En juin dernier, Pascal Françaix écrivait pour nous un beau texte d’hommage à Christopher Lee dans “Trop de tombeaux pour Dracula“. Nous le retrouvons aujourd’hui à l’occasion de la publication de son essai Torture porn. L’horreur postmoderne chez Rouge profond. Afin d’introduire le lecteur non averti aux problématiques qui ont déterminé l’apparition de l’expression torture porn, Jean-Sébastien Massart revient sur l’article fondateur du critique David Edelstein, publié en 2006 dans le New York Magazine.

***

« I didn’t understand why I had to be tortured »

(David Edelstein, “Now playing at your local multiplex : torture porn”)

En février 2006, le critique américain David Edelstein décrivait son malaise devant une nouvelle catégorie de films qui, dans le sillage de Saw de James Wan (2004), colportaient dans les multiplexes américains une horreur malséante et obscène. Ces films – Hostel d’Eli Roth, The Devil’s Rejects de Rob Zombie et Wolf Creek de l’Australien Greg McLean – le critique allait les ranger sous l’appellation torture porn. Si l’expression correspond à une esthétique aujourd’hui bien connue et repérable (décor carcéral, scènes d’humiliation et de mutilation, rapports de domination plus ou moins consentis), son apparition dans le discours critique en 2006 peut s’expliquer par un réflexe conservateur.
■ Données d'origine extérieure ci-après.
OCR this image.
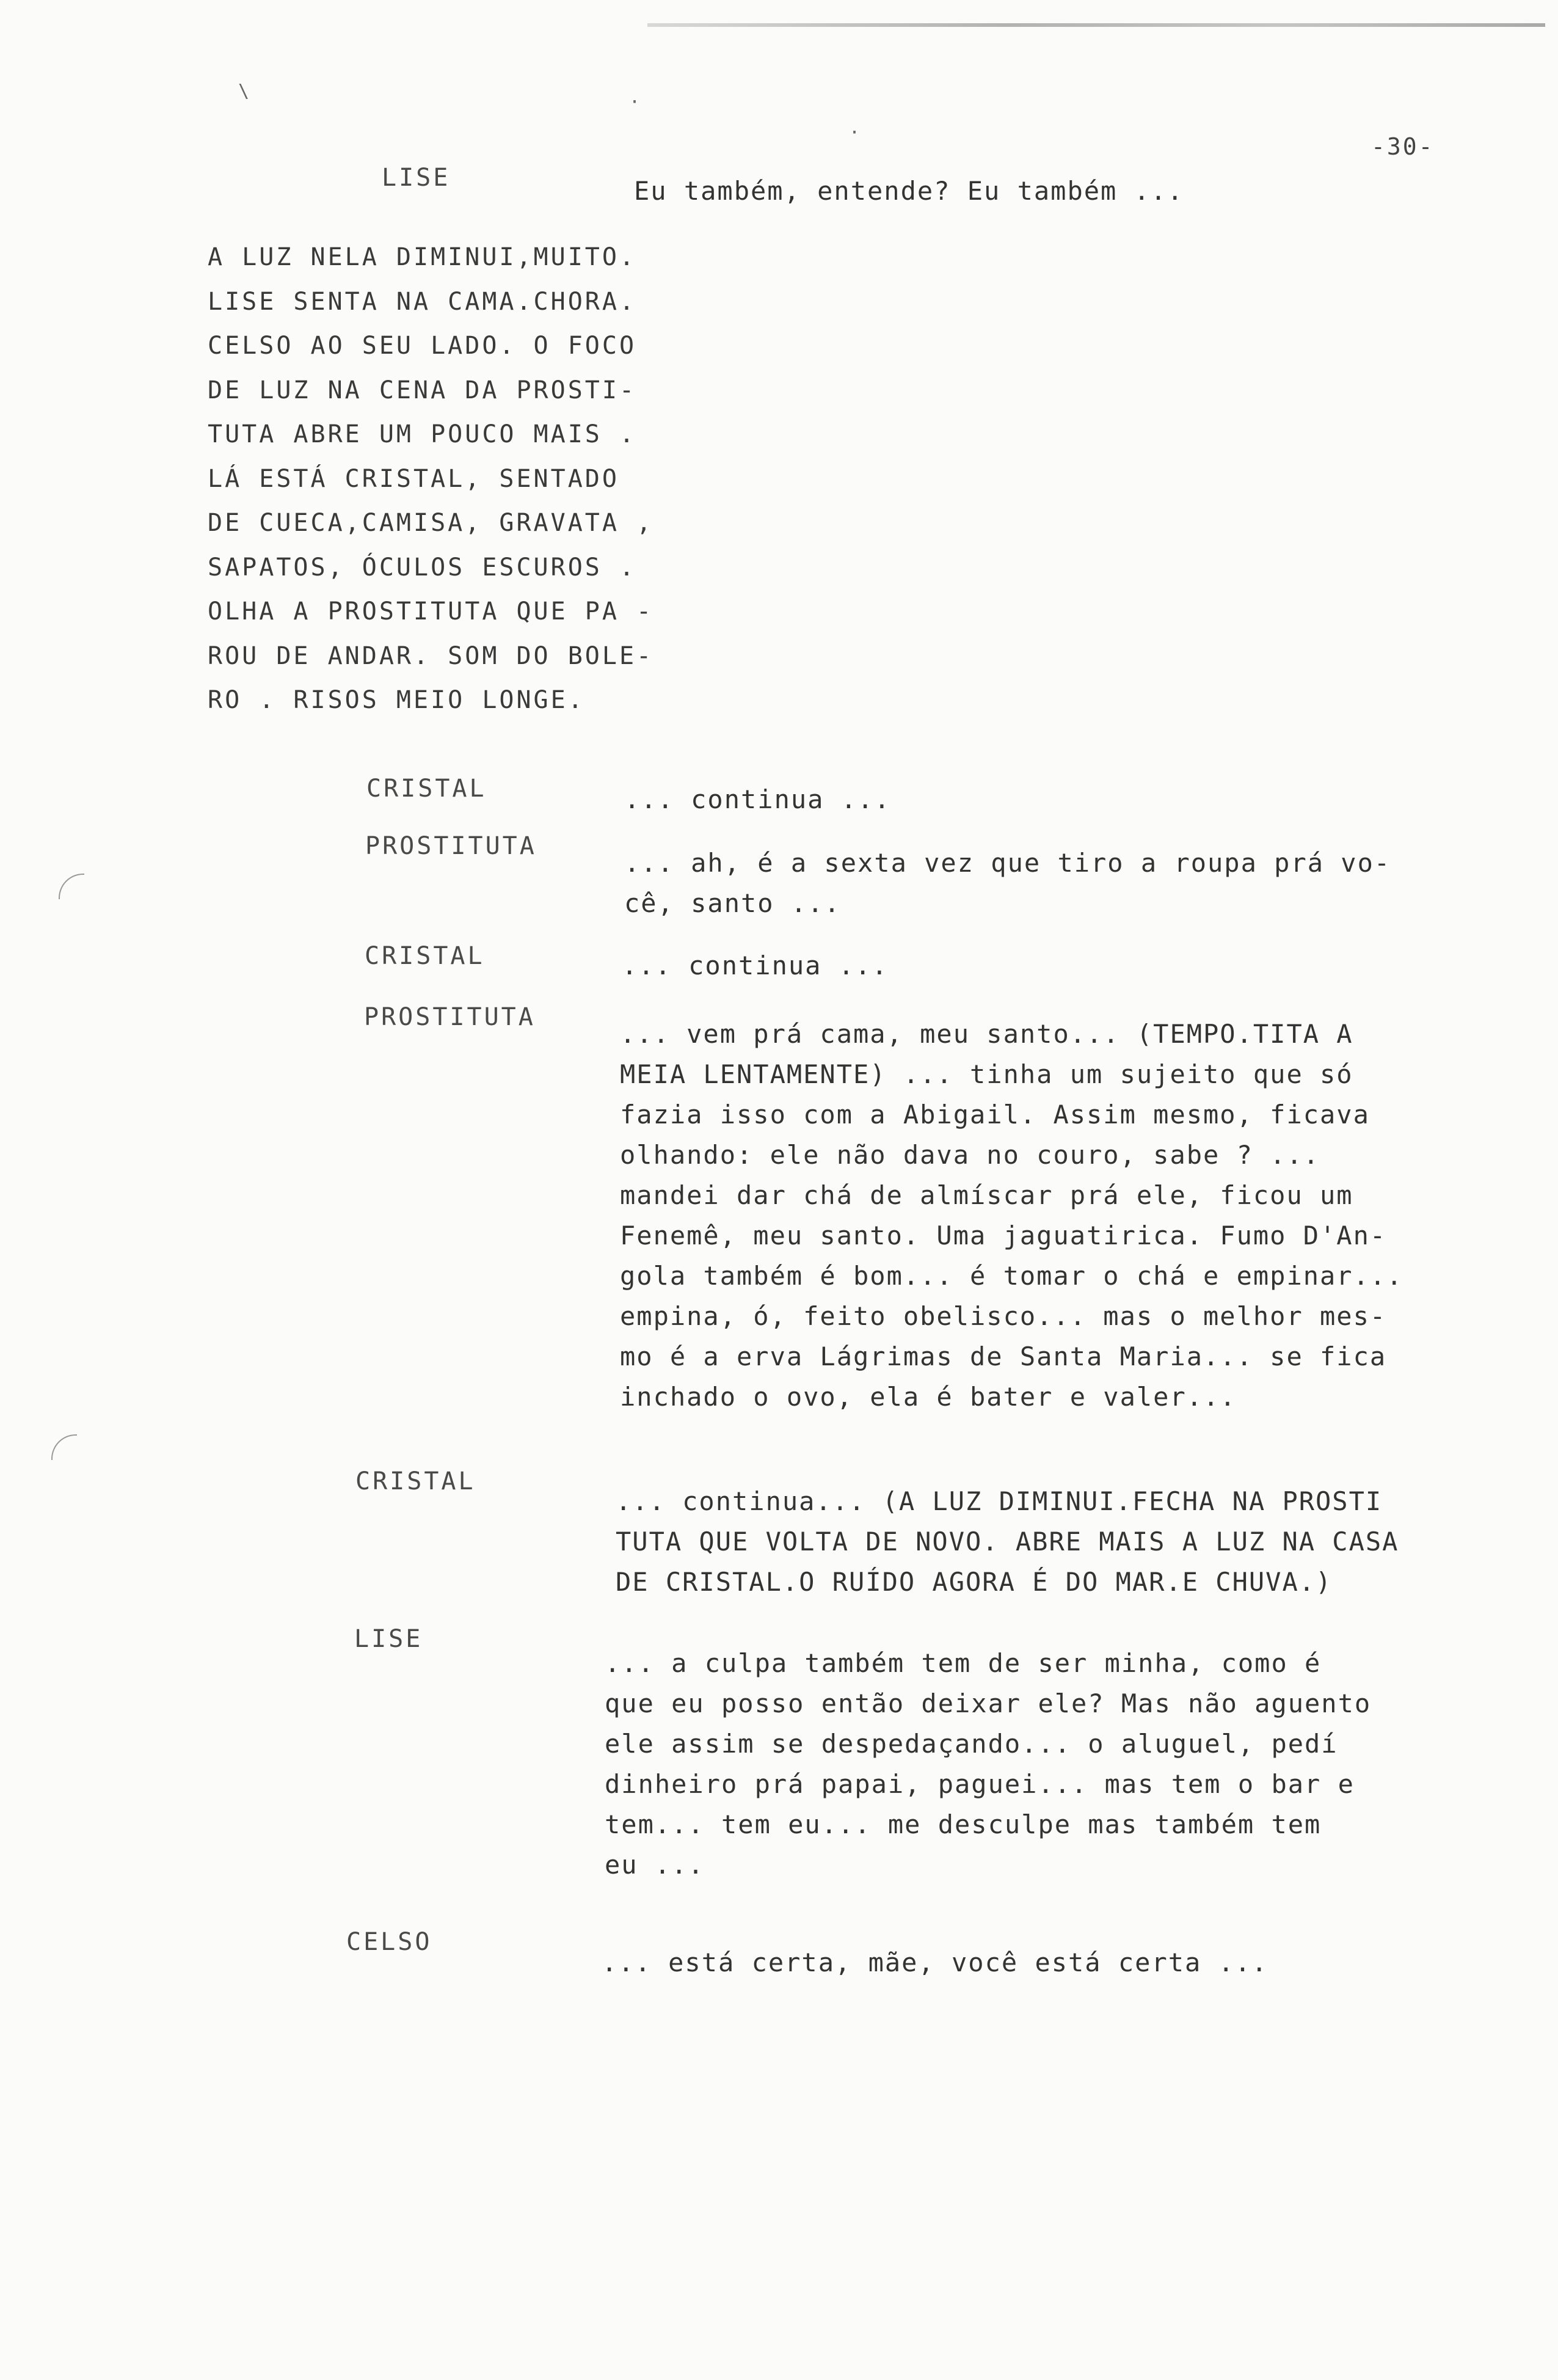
-30-
\
·
·
LISE	Eu também, entende? Eu também ...
A LUZ NELA DIMINUI,MUITO.
LISE SENTA NA CAMA.CHORA.
CELSO AO SEU LADO. O FOCO
DE LUZ NA CENA DA PROSTI-
TUTA ABRE UM POUCO MAIS .
LÁ ESTÁ CRISTAL, SENTADO
DE CUECA,CAMISA, GRAVATA ,
SAPATOS, ÓCULOS ESCUROS .
OLHA A PROSTITUTA QUE PA -
ROU DE ANDAR. SOM DO BOLE-
RO . RISOS MEIO LONGE.
CRISTAL	... continua ...
PROSTITUTA
... ah, é a sexta vez que tiro a roupa prá vo-
cê, santo ...
CRISTAL	... continua ...
PROSTITUTA
... vem prá cama, meu santo... (TEMPO.TITA A
MEIA LENTAMENTE) ... tinha um sujeito que só
fazia isso com a Abigail. Assim mesmo, ficava
olhando: ele não dava no couro, sabe ? ...
mandei dar chá de almíscar prá ele, ficou um
Fenemê, meu santo. Uma jaguatirica. Fumo D'An-
gola também é bom... é tomar o chá e empinar...
empina, ó, feito obelisco... mas o melhor mes-
mo é a erva Lágrimas de Santa Maria... se fica
inchado o ovo, ela é bater e valer...
CRISTAL
... continua... (A LUZ DIMINUI.FECHA NA PROSTI
TUTA QUE VOLTA DE NOVO. ABRE MAIS A LUZ NA CASA
DE CRISTAL.O RUÍDO AGORA É DO MAR.E CHUVA.)
LISE
... a culpa também tem de ser minha, como é
que eu posso então deixar ele? Mas não aguento
ele assim se despedaçando... o aluguel, pedí
dinheiro prá papai, paguei... mas tem o bar e
tem... tem eu... me desculpe mas também tem
eu ...
CELSO
... está certa, mãe, você está certa ...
Pour Edelstein, ces films opéraient un déplacement moral dangereux, dont l’une des sources remonterait à la scène de torture de Reservoir dogs (Tarantino, 1992), désignée dans l’article comme l’une des matrices possibles du torture porn.

Edelstein constate à propos de cette scène qu’elle ne nous dit plus le point de vue exact que nous habitons : celui du policier torturé ? celui du sadique qui le torture ? En jouant avec la responsabilité morale de ce qui est représenté à l’écran, en transformant même la scène de torture en show, puisque le bourreau incarné par Michael Madsen danse joyeusement sur Stuck in the middle with you, Tarantino ouvrait la voie à ce que Pascal Françaix appelle dans son livre l’horreur postmoderne, c’est-à-dire une horreur sceptique et sans socle moral, dont la violence extrême et le nihilisme n’ont pu manquer de tourmenter la critique américaine. A l’époque, aujourd’hui lointaine, du slasher, la même critique a pu s’offusquer de la violence explicite de certaines scènes de meurtre, avant de comprendre que la logique du slasher était fondamentalement la sienne : sur le modèle d’Halloween et de Vendredi 13, le slasher avait fait du tueur un garant de l’ordre moral, soldat masqué du puritanisme sanctionnant à coups de couteau les poussées libidinales de la jeunesse américaine des années 70-80.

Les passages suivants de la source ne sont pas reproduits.